Возникло детское искушение — прибарахлиться, умыкнуть железку. Знать, мол, ничего не знаю, за чужими вещами не смотрю. Но чужое брать нехорошо, особенно когда некогда и спрятать негде. Положим, чужое — это как посмотреть. Вооруженные силы (а что присутствовали именно они, сомневаться не приходилось) у нас общенародные, следовательно, и имущество их тоже общенародное, значит, и мое. Но вот некуда и некогда — не поспоришь. Два джипа волжских кровей выехали из лесу и, не доезжая метров десяти, встали.

Я быстренько положил автомат вниз, мало ли. Пусть лежит.

Из джипов вышли, нет, выскочили шестеро.

— Эй! — закричал один, верно, старший. — Как там у вас?

— Да ничего вроде, — я выглянул из будки, стараясь показать, что руки мои пусты.

— А Ерохин, Ерохин здесь?

— Его Ерохиным зовут?

— Ну!

— Не знаю, где он. Знал бы — сказал. Жалко, что ли, — стараясь не показывать страха, я медленно, неспешно спустился на землю. Ничего, не убили. Даже в землю носом не уложили. Подошли, заглянули в кузов, подобрали автомат, поговорили с кем-то по рации. Потом группой, кучно, стали бродить вокруг, так детский сад грибы ищет в городском парке.
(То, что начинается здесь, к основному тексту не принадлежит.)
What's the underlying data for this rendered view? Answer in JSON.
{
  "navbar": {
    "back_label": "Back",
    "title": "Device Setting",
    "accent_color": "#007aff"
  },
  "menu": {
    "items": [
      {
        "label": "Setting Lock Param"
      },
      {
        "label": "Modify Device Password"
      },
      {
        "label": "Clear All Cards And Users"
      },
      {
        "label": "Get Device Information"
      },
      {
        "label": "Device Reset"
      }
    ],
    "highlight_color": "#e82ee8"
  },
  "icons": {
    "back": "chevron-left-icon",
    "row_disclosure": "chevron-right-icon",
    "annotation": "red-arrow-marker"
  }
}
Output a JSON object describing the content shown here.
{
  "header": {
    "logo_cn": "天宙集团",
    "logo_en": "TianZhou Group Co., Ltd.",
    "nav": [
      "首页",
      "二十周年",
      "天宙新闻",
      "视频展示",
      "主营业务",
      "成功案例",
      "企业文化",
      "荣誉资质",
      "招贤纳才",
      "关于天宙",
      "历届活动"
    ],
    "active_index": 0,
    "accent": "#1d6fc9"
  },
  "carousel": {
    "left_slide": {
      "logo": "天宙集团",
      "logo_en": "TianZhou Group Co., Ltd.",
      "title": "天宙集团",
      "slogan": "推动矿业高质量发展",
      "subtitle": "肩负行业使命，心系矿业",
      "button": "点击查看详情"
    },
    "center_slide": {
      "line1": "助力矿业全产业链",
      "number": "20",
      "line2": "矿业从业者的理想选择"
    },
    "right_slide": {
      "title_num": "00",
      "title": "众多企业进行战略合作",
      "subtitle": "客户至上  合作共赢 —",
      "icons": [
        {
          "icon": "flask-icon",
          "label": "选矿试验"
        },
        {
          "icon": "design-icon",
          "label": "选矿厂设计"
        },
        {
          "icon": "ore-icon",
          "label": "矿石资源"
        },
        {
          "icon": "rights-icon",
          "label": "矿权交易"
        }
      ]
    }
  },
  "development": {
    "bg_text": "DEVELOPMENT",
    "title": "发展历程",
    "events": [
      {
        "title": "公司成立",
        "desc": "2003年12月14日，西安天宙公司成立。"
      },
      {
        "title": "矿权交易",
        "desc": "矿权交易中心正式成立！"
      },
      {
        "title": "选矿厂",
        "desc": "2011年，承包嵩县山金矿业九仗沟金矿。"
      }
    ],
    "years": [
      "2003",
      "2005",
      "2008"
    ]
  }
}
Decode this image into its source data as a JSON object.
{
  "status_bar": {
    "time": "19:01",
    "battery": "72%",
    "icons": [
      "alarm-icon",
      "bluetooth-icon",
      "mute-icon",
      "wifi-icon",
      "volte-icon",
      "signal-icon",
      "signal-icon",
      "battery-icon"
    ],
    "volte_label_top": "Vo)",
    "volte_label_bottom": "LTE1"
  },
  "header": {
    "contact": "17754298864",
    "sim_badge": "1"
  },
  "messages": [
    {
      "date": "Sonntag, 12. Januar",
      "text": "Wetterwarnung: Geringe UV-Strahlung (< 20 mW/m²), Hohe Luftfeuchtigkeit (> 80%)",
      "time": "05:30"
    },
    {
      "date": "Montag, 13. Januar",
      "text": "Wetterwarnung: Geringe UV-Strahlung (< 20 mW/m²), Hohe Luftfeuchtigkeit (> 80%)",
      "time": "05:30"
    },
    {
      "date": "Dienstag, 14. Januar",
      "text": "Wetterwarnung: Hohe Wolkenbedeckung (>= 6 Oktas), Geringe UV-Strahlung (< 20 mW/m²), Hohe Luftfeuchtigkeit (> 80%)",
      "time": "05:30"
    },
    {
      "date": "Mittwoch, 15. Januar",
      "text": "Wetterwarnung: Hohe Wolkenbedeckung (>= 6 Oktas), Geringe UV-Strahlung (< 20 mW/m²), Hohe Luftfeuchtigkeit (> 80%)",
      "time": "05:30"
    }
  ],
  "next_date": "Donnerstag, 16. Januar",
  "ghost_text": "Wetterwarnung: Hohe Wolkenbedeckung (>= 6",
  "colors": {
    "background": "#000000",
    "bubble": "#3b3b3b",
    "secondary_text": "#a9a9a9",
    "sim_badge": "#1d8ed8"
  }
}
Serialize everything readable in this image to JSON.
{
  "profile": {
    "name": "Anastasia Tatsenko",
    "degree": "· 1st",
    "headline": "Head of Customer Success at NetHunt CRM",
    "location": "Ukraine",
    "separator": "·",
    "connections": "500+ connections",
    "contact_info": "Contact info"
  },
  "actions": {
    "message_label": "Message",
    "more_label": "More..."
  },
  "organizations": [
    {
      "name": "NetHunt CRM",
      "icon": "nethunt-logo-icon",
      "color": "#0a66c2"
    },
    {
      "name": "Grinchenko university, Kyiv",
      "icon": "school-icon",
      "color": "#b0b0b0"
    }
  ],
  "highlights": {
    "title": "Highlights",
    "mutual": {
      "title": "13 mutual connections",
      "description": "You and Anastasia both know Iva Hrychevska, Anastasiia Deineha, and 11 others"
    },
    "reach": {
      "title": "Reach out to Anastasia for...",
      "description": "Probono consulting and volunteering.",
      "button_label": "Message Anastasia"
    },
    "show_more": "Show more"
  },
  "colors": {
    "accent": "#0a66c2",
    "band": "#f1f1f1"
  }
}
Подъехал еще один, на сей раз с начальством побольше. Опять спрашивали меня про Ерохина, я честно отвечал. Рацию от антенны отцепили, унесли в свою машину, и начали оттуда вопрошать округу насчет ромашек и огурцов. Блюдут традиции. По правде, ромашек, как таковых, не было, требовали, и прочие малопонятные постороннему термины. А посторонним был я, о чем недвусмысленно дали понять. Просто перестали видеть, пустое место на двух ногах, невесть как очутившееся здесь. Обидно, да? Если честно, не очень. Просто очень хочется ноги унести. Ноги и колеса. Желательно неповрежденными.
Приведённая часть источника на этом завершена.